I bought my Kipor KGE3500ti in 2005 and I have got good use out of it over the years. But it is starting to have several things that need to be repaired or PM'd.

I went on the website for "Kipor North America" and found a list of recommended service providers near my home. When I called them, they told me that Kipor is horrible about providing parts, and for a gen set as old as mine, Kipor will likely refuse to provide parts..... they said it had something to do with buying it BEFORE Kipor had set up distributorships in the US and now Kipor requires them to provide the serial number from the generator before they will send parts.... really weird.... and this was straight from the mouth of the guy on Kipor's own website.

Anyway, I need to service the following areas:

1. The electric start seems to only work intermittently. I think it has a loose wire, and yes, I checked the battery. 
2. I want to replace the worn pull cord. 
3. The carburator leaks fuel badly when you turn the fuel valve full open. I have to regulate it by only turning the valve to slightly-on. Full on, the engine floods itself to death and drips gas out of the carburator.

So I am wondering if anyone has any recommendations, and if anyone knows which Honda it might be closest too. I have had good luck just walking into a Honda service shop with the air filter in my hand, saying, "I need one of these". I'm thinking that might work with the other parts but I wanna have an idea before I tear my generator apart.
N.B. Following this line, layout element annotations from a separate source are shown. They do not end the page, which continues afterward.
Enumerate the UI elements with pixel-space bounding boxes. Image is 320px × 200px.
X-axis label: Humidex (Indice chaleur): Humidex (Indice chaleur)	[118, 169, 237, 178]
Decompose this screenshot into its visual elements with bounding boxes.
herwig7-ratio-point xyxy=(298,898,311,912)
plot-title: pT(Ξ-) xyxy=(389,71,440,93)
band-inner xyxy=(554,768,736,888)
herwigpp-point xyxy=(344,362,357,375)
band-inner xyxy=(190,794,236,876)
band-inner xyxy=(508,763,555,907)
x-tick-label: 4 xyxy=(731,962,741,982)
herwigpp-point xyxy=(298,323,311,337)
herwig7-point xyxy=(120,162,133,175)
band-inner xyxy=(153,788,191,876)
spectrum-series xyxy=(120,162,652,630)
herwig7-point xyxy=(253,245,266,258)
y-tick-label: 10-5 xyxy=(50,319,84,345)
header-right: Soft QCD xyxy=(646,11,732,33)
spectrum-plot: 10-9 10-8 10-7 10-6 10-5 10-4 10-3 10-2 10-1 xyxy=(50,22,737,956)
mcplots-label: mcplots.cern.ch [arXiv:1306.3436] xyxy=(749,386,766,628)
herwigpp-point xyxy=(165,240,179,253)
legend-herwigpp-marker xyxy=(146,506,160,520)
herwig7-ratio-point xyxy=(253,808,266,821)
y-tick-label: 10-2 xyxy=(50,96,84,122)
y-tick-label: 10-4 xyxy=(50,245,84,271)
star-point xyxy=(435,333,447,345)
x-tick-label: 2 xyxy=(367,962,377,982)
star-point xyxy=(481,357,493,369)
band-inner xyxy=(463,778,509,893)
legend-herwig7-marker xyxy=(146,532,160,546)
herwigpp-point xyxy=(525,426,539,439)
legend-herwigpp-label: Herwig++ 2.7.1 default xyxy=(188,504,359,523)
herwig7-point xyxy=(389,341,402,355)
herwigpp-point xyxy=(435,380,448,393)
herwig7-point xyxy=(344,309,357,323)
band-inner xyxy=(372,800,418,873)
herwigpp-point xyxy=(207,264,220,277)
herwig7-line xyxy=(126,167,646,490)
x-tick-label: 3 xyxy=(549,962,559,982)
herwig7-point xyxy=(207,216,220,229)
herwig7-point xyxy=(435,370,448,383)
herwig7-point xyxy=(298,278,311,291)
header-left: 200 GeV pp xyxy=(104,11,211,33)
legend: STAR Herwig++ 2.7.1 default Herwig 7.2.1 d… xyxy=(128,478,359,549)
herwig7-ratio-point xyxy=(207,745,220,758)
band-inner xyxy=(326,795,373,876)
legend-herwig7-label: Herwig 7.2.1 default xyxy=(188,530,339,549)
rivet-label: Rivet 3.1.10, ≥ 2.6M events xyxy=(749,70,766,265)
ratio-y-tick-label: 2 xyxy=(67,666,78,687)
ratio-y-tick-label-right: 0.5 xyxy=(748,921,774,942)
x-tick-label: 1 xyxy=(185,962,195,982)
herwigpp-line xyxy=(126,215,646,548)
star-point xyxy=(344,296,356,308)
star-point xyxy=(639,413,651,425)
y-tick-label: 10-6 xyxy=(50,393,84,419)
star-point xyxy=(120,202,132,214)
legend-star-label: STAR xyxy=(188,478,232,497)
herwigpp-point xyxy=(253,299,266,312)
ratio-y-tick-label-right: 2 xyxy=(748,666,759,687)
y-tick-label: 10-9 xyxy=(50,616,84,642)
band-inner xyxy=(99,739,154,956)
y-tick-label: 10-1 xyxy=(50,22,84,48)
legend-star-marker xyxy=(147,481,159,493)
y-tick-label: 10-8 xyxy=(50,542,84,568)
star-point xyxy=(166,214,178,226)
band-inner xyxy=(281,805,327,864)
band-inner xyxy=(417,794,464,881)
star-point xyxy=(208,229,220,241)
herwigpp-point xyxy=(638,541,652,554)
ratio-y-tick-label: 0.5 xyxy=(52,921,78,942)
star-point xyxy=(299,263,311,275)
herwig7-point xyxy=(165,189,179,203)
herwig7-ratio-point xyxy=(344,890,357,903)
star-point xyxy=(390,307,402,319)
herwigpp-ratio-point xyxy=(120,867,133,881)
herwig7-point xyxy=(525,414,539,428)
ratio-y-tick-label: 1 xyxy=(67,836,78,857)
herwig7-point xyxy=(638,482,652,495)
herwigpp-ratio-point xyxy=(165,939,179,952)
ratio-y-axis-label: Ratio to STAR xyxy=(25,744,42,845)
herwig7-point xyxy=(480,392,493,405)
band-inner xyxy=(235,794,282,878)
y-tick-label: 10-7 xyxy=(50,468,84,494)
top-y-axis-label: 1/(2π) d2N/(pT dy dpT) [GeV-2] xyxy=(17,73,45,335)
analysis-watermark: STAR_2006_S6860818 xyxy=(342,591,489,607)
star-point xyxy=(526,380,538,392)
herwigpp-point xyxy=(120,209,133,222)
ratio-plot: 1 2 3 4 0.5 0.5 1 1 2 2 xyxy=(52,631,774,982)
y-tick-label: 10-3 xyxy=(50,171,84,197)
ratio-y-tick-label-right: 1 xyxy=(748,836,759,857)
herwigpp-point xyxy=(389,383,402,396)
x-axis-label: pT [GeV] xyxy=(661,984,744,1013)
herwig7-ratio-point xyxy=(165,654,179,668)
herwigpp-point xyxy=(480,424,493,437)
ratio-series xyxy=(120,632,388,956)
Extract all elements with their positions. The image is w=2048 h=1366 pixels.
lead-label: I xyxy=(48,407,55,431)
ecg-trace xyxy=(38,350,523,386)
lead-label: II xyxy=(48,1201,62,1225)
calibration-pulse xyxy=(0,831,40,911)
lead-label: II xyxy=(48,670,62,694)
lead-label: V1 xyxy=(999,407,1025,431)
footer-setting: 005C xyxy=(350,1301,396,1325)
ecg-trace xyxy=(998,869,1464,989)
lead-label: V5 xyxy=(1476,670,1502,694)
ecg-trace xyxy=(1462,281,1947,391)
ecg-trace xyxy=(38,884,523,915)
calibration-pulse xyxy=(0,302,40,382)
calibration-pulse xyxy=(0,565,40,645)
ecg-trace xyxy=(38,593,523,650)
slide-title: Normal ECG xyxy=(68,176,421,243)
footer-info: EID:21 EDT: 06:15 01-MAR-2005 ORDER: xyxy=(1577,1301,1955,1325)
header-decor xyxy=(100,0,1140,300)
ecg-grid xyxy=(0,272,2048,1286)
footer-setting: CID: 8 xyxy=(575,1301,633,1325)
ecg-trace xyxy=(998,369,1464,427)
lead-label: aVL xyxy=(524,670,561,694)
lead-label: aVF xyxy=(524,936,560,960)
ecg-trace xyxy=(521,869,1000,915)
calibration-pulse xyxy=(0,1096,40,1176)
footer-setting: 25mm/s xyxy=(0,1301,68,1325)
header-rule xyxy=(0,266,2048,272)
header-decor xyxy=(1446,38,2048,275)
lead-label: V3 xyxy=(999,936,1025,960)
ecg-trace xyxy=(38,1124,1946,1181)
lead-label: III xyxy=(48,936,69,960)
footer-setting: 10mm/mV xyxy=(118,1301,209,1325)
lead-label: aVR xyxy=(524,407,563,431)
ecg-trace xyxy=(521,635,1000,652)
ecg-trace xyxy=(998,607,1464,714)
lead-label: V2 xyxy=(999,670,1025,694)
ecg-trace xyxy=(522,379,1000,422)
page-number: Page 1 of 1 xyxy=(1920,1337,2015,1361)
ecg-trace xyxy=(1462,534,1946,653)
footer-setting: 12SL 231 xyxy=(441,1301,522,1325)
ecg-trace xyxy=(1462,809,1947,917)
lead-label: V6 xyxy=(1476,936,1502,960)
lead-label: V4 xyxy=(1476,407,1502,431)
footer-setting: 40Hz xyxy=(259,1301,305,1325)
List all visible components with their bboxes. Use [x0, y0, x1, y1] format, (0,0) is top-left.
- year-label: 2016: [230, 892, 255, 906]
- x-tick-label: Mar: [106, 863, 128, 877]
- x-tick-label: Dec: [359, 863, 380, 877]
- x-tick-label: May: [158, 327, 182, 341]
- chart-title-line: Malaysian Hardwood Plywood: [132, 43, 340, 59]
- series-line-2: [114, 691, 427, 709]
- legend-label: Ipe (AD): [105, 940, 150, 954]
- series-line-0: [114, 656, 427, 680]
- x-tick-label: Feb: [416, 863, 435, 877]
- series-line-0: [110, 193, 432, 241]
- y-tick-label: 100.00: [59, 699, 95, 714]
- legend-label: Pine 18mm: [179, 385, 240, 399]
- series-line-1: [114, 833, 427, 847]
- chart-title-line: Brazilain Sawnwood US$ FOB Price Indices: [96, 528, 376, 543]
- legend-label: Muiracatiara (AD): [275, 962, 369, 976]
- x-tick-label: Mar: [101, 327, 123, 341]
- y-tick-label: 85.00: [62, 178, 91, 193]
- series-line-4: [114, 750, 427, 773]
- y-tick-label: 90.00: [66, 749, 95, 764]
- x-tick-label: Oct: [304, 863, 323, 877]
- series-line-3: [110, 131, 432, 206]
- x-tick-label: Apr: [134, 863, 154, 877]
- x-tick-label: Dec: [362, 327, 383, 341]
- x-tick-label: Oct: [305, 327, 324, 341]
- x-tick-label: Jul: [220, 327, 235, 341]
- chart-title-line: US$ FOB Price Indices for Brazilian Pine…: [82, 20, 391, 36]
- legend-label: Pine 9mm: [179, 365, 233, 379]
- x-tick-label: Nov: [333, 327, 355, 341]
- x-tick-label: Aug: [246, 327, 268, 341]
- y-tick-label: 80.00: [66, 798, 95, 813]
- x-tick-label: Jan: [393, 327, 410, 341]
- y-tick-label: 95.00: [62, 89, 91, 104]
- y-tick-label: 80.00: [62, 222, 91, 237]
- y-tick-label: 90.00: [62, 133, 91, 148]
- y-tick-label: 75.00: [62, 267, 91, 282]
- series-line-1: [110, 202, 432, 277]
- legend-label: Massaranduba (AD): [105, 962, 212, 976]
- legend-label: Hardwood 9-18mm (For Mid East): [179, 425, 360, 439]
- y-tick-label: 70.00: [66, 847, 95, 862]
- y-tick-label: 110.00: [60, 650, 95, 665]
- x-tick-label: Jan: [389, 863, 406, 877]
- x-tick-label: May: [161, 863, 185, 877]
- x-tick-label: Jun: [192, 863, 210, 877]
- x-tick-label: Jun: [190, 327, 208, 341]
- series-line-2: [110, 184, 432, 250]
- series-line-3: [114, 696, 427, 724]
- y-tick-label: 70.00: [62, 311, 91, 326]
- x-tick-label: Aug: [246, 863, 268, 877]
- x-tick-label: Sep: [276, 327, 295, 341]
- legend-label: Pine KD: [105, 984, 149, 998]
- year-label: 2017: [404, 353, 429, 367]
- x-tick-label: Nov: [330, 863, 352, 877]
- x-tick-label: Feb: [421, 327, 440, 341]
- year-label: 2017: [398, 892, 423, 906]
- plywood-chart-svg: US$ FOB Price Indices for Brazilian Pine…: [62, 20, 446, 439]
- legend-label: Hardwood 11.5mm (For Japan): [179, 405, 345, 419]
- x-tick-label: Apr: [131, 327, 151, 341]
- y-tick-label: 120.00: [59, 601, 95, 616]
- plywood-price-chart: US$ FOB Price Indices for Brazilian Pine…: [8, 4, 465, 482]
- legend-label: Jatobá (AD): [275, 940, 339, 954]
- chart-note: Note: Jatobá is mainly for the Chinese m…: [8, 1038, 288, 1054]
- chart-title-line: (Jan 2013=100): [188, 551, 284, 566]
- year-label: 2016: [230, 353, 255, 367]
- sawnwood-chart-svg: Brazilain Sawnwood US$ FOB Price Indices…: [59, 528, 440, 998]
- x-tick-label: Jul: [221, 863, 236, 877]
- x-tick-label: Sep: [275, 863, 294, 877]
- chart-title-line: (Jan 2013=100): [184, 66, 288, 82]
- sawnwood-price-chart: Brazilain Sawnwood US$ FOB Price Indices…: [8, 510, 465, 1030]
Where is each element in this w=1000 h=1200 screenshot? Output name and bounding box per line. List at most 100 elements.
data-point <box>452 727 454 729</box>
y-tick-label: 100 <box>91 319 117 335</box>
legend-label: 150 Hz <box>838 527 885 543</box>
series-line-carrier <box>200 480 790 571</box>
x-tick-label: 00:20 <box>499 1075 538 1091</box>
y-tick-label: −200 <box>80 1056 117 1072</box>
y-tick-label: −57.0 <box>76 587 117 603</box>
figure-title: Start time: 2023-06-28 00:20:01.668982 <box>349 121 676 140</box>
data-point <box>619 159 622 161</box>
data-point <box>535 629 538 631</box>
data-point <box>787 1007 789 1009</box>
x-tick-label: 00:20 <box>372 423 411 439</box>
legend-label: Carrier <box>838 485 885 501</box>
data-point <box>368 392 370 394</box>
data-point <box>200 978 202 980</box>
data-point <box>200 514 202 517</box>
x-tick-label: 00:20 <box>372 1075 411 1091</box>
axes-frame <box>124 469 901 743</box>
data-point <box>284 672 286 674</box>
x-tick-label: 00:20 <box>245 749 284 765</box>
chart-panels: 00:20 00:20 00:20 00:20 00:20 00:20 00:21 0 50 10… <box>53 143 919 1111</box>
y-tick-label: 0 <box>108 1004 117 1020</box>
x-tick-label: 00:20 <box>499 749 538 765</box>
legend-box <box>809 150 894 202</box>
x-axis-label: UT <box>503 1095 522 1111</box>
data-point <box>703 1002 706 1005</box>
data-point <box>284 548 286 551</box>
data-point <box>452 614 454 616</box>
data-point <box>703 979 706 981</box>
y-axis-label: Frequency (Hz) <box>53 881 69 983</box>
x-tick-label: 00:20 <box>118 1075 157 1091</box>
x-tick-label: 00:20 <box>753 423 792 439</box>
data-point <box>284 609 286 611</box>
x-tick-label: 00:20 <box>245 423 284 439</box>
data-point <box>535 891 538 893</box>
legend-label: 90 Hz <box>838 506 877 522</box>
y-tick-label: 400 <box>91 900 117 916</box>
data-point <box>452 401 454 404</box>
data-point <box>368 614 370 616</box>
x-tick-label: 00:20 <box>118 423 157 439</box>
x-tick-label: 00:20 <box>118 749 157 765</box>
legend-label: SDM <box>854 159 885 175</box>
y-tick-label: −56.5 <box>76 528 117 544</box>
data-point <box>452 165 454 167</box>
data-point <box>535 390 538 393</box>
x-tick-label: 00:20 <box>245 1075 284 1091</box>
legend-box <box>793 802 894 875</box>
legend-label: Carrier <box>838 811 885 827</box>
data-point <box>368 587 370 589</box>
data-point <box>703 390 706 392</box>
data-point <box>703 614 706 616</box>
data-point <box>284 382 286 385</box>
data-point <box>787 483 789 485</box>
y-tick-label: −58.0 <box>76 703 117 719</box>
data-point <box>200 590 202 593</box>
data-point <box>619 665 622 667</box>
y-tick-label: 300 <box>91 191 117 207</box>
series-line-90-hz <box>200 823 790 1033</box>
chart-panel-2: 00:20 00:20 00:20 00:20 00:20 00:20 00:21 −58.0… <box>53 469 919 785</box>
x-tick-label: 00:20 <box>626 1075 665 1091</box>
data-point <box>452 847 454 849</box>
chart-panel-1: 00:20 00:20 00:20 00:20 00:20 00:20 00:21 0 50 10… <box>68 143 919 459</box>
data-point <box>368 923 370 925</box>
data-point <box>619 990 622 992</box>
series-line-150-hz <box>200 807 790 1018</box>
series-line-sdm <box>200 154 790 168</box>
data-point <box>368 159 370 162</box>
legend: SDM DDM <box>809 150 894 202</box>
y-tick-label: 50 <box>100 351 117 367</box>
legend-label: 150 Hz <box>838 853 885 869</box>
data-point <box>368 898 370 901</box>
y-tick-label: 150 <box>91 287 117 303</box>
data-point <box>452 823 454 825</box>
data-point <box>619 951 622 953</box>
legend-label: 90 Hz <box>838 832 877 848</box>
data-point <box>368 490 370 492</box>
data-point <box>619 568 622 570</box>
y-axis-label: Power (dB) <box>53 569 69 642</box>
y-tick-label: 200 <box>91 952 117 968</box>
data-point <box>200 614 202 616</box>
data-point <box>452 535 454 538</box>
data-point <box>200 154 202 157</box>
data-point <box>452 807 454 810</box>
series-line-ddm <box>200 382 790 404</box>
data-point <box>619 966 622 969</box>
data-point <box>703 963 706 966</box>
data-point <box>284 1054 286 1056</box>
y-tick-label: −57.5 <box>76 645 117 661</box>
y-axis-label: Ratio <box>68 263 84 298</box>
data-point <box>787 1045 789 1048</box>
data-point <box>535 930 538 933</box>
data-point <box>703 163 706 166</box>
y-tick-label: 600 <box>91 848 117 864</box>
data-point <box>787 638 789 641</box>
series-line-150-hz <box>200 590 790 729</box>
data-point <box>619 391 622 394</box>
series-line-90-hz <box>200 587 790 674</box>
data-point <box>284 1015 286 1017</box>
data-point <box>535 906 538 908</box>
If it becomes a paper-weight, I got my money's worth, so don't slam me for buying it. I didn't have the $ for a Honda when I bought it, and it got my wife camping.... which is a wonderful thing. The prospect of having to upgrade is kind of fun to think about but I believe in making things work as long as I can.


----------



## N7OQ (Jun 10, 2006)

Sorry can't help you with a repair shop but I would think a small engine repair shop could handle it. I have taken my Kipor apart because I let gas sit in it to long and it gummed up. So I took it apart at the camp site and found it very simple to work on. It sounds like you have a problem in the float bowel maybe even a loose bolt at the bottom of the fload bowel things do come loose with all the vibrations. I would take the cover off and look for loose nuts and bolts, wire terminal etc. If you could find a service manual that would help too. Good luck


----------



## CamperAndy (Aug 26, 2004)

All three of your problems are basic to small engines and can be handled by any of your local small engine repair shops. As N7OQ (Bill) said they are easy to work on and if you pm with your e-mail I will send you the service manual so you can give it a shot if you want.


----------



## CJ999 (Aug 11, 2005)

PM with email sent. If there's pictures, I'll be in business. But man it would be nice to have one of those spiffy generators where you can just lay in bed and start/stop it with a remote!


----------